Strategi pengembangan logistik di tahun 2024-2045 melibatkan beberapa aspek. Yakni transformasi digital layanan logistik, pengurangan biaya transportasi, optimalisasi pemanfaatan tol laut, penguatan konektivitas, serta peningkatan aksesibilitas antarwilayah. Ketua Umum ALI Mahendra Rianto mengatakan, biaya transportasi seperti tarif tol yang mahal cukup membebani industri logistik. Menurutnya, dampak dari penurunan biaya transportasi tersebut akan cukup besar terhadap upaya penurunan biaya logistik nasional. "Kami sering mengusulkan ke pemerintah dan operastor jalan tol agar tarif tol untuk golongan 3, 4 dan 5 bisa lebih murah, sehingga bisa memangkas biaya logistik," ujarnya saat dihubungi KONTAN, Kamis (22/8/2024).

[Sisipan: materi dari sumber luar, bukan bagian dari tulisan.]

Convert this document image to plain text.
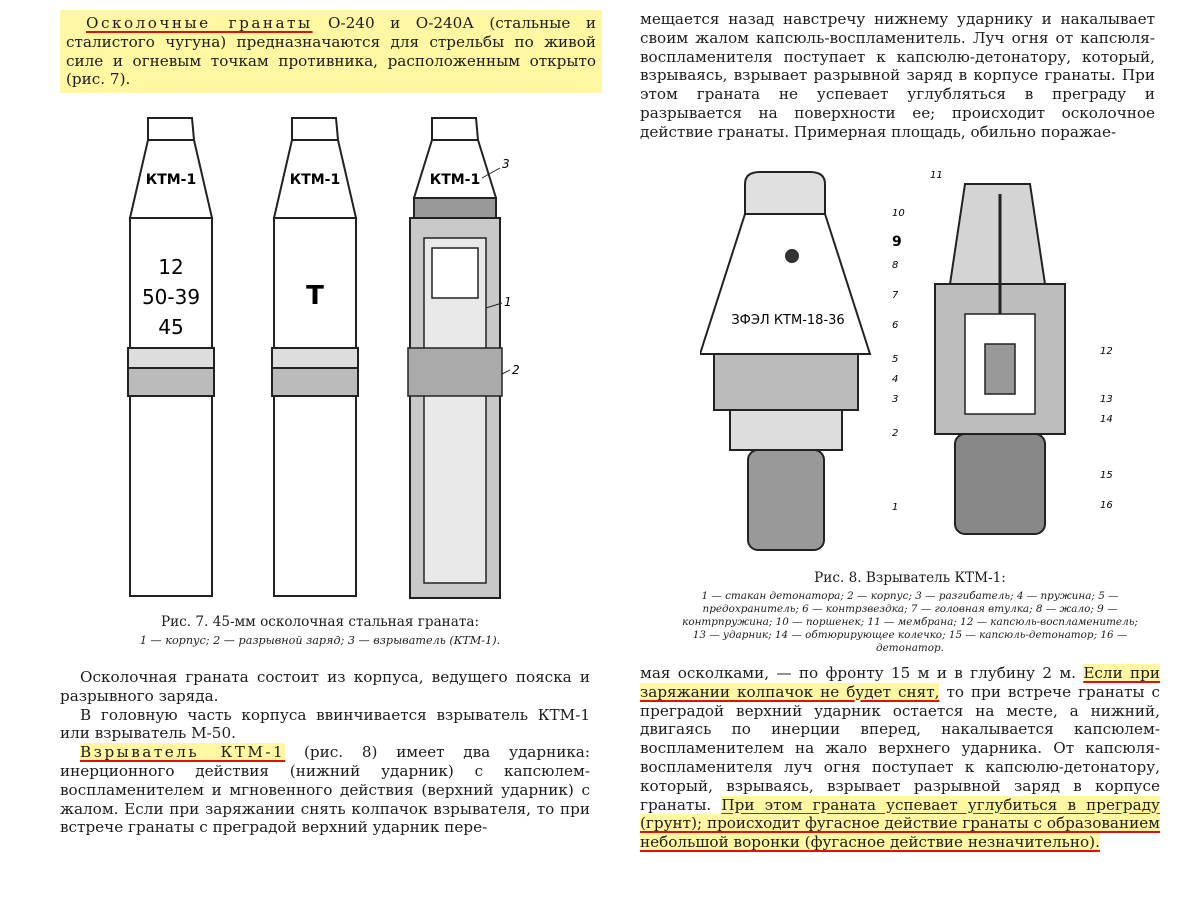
Осколочные гранаты О-240 и О-240А (стальные и сталистого чугуна) предназначаются для стрельбы по живой силе и огневым точкам противника, расположенным открыто (рис. 7).

КТМ-1
12
50-39
45
КТМ-1
Т
КТМ-1
3
1
2

Рис. 7. 45-мм осколочная стальная граната:

1 — корпус; 2 — разрывной заряд; 3 — взрыватель (КТМ-1).

Осколочная граната состоит из корпуса, ведущего пояска и разрывного заряда.

В головную часть корпуса ввинчивается взрыватель КТМ-1 или взрыватель М-50.

Взрыватель КТМ-1 (рис. 8) имеет два ударника: инерционного действия (нижний ударник) с капсюлем-воспламенителем и мгновенного действия (верхний ударник) с жалом. Если при заряжании снять колпачок взрывателя, то при встрече гранаты с преградой верхний ударник пере-

мещается назад навстречу нижнему ударнику и накалывает своим жалом капсюль-воспламенитель. Луч огня от капсюля-воспламенителя поступает к капсюлю-детонатору, который, взрываясь, взрывает разрывной заряд в корпусе гранаты. При этом граната не успевает углубляться в преграду и разрывается на поверхности ее; происходит осколочное действие гранаты. Примерная площадь, обильно поражае-

ЗФЭЛ КТМ-18-36
11
10
9
8
7
6
5
4
3
2
1
12
13
14
15
16

Рис. 8. Взрыватель КТМ-1:

1 — стакан детонатора; 2 — корпус; 3 — разгибатель; 4 — пружина; 5 — предохранитель; 6 — контрзвездка; 7 — головная втулка; 8 — жало; 9 — контрпружина; 10 — поршенек; 11 — мембрана; 12 — капсюль-воспламенитель; 13 — ударник; 14 — обтюрирующее колечко; 15 — капсюль-детонатор; 16 — детонатор.

мая осколками, — по фронту 15 м и в глубину 2 м. Если при заряжании колпачок не будет снят, то при встрече гранаты с преградой верхний ударник остается на месте, а нижний, двигаясь по инерции вперед, накалывается капсюлем-воспламенителем на жало верхнего ударника. От капсюля-воспламенителя луч огня поступает к капсюлю-детонатору, который, взрываясь, взрывает разрывной заряд в корпусе гранаты. При этом граната успевает углубиться в преграду (грунт); происходит фугасное действие гранаты с образованием небольшой воронки (фугасное действие незначительно).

Baca Juga: Pengusaha Buka Suara Soal Rencana Gerbang Impor Dipindah ke Pelabuhan Timur Indonesia Mahendra menjelaskan, memang bagi pengelola jalan tol tidak mudah untuk mencapai Internal Rate of Return (IRR) dari trafik kendaraan yang melintas di jalan tol. Di sisi lain, jika angkutan logistik bisa mendapatkan tarif yang lebih murah, maka akan banyak truk yang melintas di ruas-ruas jalan tol. Sehingga, target IRR bisa tercapai juga. "Artinya, ini kan win-win solution yang baik bagi kedua belah pihak, untuk perusahaan logistik maupun pengelola jalan tol," jelas dia. Mahendra bilang, memang ada operator tol yang mengenakan tarif tol sangat mahal untuk angkutan logistik. Mungkin salah satu alasannya adalah bakal terjadi kerusakan jalan tol jika banyak truk berbobot berat yang berimbas pada biaya perawatan yang tinggi.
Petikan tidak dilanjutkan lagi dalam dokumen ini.